Decayed teeth cannot heal themselves, but the inner pulp tissue may try to protect itself by generating a small amount of new dentin. This reparative or tertiary dentin is produced by odontoblasts lining the pulp in response to infection. However, it is insufficient to stop the decay, which requires restoration by dental fillings.
What animals can regrow teeth?
Certain animals like sharks and reptiles can repeatedly regenerate teeth throughout life. Sharks grow teeth in conveyor belt-like rows, so a new one takes the place of any that falls out. Crocodilians can replace their teeth 50 times or more over a lifespan of several decades. Studying these natural models of continuous tooth renewal inspires new approaches for tooth regeneration in humans.
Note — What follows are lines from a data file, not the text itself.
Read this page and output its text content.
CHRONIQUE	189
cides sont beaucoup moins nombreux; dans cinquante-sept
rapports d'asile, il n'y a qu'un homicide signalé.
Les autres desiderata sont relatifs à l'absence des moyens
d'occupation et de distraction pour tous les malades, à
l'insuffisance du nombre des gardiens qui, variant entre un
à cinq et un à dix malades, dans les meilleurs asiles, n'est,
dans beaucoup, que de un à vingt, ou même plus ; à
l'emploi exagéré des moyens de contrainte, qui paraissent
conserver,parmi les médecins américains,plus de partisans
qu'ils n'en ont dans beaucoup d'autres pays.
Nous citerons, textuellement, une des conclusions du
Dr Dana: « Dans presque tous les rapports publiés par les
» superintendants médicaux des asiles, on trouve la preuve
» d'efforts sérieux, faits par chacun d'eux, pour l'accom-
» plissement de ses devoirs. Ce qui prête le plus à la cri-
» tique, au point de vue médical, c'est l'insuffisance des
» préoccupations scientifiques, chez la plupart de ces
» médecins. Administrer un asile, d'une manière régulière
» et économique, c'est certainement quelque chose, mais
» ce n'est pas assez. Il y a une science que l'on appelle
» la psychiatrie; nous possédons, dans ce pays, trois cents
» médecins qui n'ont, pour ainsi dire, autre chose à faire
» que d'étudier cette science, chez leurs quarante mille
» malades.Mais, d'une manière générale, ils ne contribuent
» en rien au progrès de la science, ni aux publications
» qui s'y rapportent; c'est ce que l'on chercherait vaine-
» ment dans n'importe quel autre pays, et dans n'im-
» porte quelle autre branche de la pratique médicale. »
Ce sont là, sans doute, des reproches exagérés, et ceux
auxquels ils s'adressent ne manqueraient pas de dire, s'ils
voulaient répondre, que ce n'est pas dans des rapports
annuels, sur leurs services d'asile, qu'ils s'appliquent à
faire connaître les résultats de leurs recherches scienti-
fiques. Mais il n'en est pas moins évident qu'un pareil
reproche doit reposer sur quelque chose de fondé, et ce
Will scientists ever be able to regrow teeth?
Advances in stem cell therapy, tissue engineering and molecular biology make scientists optimistic that tooth regeneration will eventually be possible. Bioengineered tooth bud transplants and activating signaling pathways involved in tooth development already show promising results regrowing teeth in animal models. Although significant hurdles remain, there is hope that replicating natural tooth renewal in humans is within reach.